Ribuan Penerima PKH Karawang Dicoret! Gara-Gara Judol, Pinjol, dan Paylater?
Ribuan Penerima PKH Karawang Dicoret! Gara-Gara Judol, Pinjol, dan Paylater? Sebanyak 6.000 keluarga yang menerima bantuan sosial Program Keluarga Harapan (PKH) di Kabupaten Karawang, Jawa Barat, dikeluarkan dari daftar penerima karena terindikasi terlibat dalam perjudian online, pinjaman online, serta layanan cicilan.
Kepala Bidang Perlindungan dan Jaminan Sosial Dinas Sosial (Dinsos) Karawang, Asep Ahmad Saepulah, menyatakan bahwa jumlah total penerima PKH di Karawang adalah sekitar 50.000 keluarga.
“Sekitar 6.000 keluarga telah dicoret,” ungkap Asep di kantor Dinsos Karawang, seperti dilansir dari Kompas.com, Selasa (21/10/2025).
Asep menjelaskan, proses penelusuran penerima yang dicoret dilakukan berdasarkan data dari Pusat Pelaporan dan Analisis Transaksi Keuangan (PPATK).
Selain itu, para pendamping PKH juga melaksanakan pemeriksaan langsung kepada keluarga penerima manfaat.
“Ada pendamping yang bertemu langsung dengan penerima manfaat. Awalnya mereka tidak menyadari, tetapi ternyata hal itu melibatkan suaminya,” terang Asep.
Kemudian, apa saja perbedaan antara judi online, pinjaman online, dan paylater? Berikut ini penjelasannya.
Perbedaan judi online, pinjaman online, dan paylater
Judi online
Menurut Badan Riset dan Inovasi Daerah (Brida), judi online adalah aktivitas perjudian yang umumnya dilakukan melalui game di aplikasi atau situs tertentu.
Dalam permainan ini, peserta mempertaruhkan uang dengan harapan memperoleh banyak keuntungan.
Dengan kemudahan dalam transaksi dan akses yang mudah, permainan judi online biasanya juga dirancang dengan cara yang menyenangkan dan menantang, sehingga banyak yang merasa ketagihan untuk terus bermain.
Beberapa tanda seseorang yang mengalami kecanduan judi online antara lain memiliki keinginan yang kuat untuk terus berjudi, bahkan sampai bertaruh dengan jumlah uang yang jauh lebih besar, yang bisa menghabiskan tabungan mereka.

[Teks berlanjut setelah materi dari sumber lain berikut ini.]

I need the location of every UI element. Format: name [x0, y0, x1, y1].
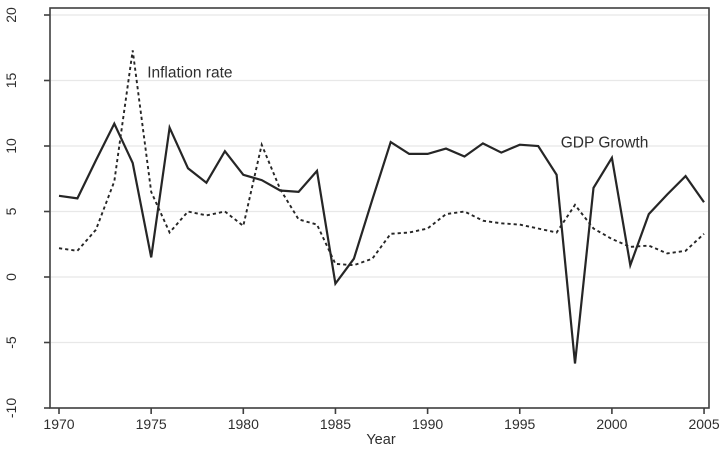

Selain itu, mereka yang kecanduan judi online seringkali mengutamakan uang untuk berjudi dibandingkan dengan kebutuhan sehari-hari, serta mudah merasa gelisah dan marah jika tidak bisa berjudi karena kehabisan modal.
Mereka juga cenderung berhutang atau meminjam uang melalui pinjaman online akibat kerugian finansial yang disebabkan oleh judi online, serta mengalami berbagai dampak negatif lainnya.
Pinjaman online
Deputi Komisioner Edukasi dan Perlindungan Konsumen Otoritas Jasa Keuangan (OJK) Sarjito menjelaskan bahwa pinjaman online adalah layanan yang menyediakan kesempatan untuk meminjam uang.
Ketentuan mengenai pinjaman online ini diatur dalam Peraturan OJK (POJK) Nomor 10/POJK.05/2022.
Namun, banyak yang muncul pinjaman online ilegal, yang tidak terdaftar resmi di OJK.
Menurut Komdigi, pinjaman online ilegal menawarkan pencairan dana secara cepat tanpa syarat yang jelas, tetapi memberlakukan bunga dan denda harian yang sangat tinggi.
Judi online dan pinjaman online seringkali saling terkait dalam suatu siklus yang dapat menyebabkan kerusakan finansial dan mental bagi para penggunanya.
Paylater
Paylater adalah sebuah metode pembayaran yang memungkinkan pengguna untuk membeli barang atau jasa secara langsung.
Namun, pembayaran untuk pembelian tersebut dilakukan secara bertahap hingga waktu jatuh tempo.
Ada juga bunga atau biaya yang dikenakan kepada pengguna paylater.
Jumlah bunga yang dikenakan tergantung pada lembaga keuangan yang berkerja sama dengan perusahaan paylater atau e-commerce yang bersangkutan.
Transaksi peminjaman dana melalui paylater tidak berada di bawah pengaturan OJK.